Als je het hebt over nabijheid, dan ben ik wel iemand die de nabijheid heel erg opzoekt. Ook al raakt dat in sommige van mijn creatieprocessen wat te veel ondergesneeuwd, ik probeer altijd een directe relatie aan te gaan met de mensen die betrokken zijn bij de thematiek waarmee ik werk. Als ik mensen interview die werken bij Frontex (het EU-agentschap dat zich bezighoudt met het managen van de buitengrenzen, red.), dan stuur ik ook foto’s van de voorstelling naar het hoofdkwartier in Warschau. Van het decor enzo. Dat zorgt ervoor dat zij mij ook toelaten tot een volgend gesprek, omdat we een open communicatie voeren over wat ik aan het maken ben.

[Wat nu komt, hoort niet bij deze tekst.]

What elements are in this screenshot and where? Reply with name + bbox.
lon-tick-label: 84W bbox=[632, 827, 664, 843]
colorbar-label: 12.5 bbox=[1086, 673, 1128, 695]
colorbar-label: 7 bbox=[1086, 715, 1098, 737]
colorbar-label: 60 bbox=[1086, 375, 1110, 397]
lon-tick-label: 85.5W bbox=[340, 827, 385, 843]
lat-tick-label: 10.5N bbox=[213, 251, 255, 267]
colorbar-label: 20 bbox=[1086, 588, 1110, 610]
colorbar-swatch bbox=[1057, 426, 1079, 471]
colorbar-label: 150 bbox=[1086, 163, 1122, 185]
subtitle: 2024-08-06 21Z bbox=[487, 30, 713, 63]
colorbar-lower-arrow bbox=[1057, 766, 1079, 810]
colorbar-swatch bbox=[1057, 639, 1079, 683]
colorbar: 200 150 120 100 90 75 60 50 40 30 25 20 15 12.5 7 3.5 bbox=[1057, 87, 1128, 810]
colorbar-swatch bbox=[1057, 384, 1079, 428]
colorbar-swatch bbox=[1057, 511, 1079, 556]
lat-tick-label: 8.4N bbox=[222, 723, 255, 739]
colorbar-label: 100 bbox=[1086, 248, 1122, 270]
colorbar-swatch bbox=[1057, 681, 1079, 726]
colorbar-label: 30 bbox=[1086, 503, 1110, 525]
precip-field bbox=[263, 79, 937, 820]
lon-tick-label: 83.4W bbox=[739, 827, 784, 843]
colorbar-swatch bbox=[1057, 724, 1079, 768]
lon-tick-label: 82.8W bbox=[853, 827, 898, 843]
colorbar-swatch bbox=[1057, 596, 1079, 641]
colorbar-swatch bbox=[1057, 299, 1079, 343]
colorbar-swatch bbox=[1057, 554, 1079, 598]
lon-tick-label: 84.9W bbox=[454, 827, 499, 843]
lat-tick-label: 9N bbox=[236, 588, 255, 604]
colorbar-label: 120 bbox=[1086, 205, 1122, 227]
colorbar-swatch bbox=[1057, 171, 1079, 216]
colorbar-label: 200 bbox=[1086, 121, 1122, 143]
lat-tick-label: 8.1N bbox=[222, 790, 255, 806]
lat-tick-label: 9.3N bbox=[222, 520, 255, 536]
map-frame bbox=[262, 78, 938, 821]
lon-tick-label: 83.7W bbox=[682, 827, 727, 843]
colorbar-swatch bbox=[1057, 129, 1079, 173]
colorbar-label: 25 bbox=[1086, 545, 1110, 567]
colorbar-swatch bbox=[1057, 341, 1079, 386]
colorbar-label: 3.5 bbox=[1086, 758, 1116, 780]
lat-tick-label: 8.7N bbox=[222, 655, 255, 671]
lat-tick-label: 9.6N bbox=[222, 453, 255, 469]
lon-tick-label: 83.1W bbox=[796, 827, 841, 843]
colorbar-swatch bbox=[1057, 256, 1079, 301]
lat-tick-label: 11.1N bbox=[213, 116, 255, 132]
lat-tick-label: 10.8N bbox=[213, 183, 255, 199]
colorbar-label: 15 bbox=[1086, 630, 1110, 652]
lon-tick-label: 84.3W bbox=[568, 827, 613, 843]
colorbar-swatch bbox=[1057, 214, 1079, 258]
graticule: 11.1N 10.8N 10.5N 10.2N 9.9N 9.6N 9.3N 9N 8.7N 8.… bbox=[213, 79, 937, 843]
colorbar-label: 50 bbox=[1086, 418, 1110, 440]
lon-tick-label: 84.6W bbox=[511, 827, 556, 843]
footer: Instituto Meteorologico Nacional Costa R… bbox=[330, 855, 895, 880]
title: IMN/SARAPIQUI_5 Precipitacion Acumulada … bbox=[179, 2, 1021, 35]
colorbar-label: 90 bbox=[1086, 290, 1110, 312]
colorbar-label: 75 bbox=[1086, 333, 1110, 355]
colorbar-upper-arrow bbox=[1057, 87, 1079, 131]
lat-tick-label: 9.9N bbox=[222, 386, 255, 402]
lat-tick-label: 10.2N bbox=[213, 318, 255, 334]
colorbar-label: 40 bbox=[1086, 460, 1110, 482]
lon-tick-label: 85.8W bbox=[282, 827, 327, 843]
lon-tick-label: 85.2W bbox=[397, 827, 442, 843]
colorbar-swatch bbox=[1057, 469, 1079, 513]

Ik zit ertussenin, denk ik. Tussen nabijheid en distantie, tussen activisme en kunst, tussen radicaliteit en ongelooflijk zoeken naar de nuance en de complexiteit. Wat ook weer ontzettend gevaarlijk is omdat nuancering snel kan overslaan naar relativering, wat voor mij echt niet hetzelfde is. Ik relativeer niets!’ (Lacht.) ‘Sprak hij stellig. Jawel ik relativeer dingen maar ik relativeer ze niet weg.’
Wat heeft links nodig?
‘Er is zoveel complexiteitsreductie; zoveel wordt herleid tot “de slechte bedrijven”, “de hebzuchtige rijken” of “het foute beleid”. Maar zo simpel is het gewoon niet. Hoe ouder ik word, hoe holistischer ik ben gaan denken. Links moet, net zoals rechts overigens, de complexiteit van de wereld onder ogen durven zien en onder woorden durven brengen. Niet alles toeschuiven op óf foute bedrijven óf een fout beleid óf een koloniaal verleden óf geostrategische belangen óf religie óf een mislukte integratiepolitiek. Dat heeft er allemaal mee te maken, maar we zijn altijd zo selectief in onze analyses. Het lost ook niets op om “eens goed te zeggen waar het op staat”, wat al een tijdje hip is. Dat is dezelfde probleemreductie. Ik denk dat het theater, als burgerlijk medium, juist daarin een belangrijke rol kan spelen; in het toelaten, erkennen, tonen en bovenal verbeelden van complexiteit. Ik geloof op een bepaalde manier ook nog steeds in de traditionele werking van de avant-garde. Ik weet dat dat niet onproblematisch is; theater blijft immers een elitair medium, maar ik denk niet dat het zo erg is dat soms slechts een kleine bovenlaag in eerste instantie iets meekrijgt. Als het vervolgens maar kan doorsijpelen naar een algemener denken. Het is niet zo dat het sociaal-cultureel theater in de wijken waarachtiger is of dat het theater in de grote zalen meer publiek bereikt. Dat is allebei niet noodzakelijk waar. Ik geloof heel erg in de juiste verbindingen, in een bepaalde vorm voor een bepaalde inhoud op een bepaalde plek. In de hoop dat vragen en vertellingen dan uiteindelijk hun beslag en hun werking vinden in alle lagen van de samenleving.’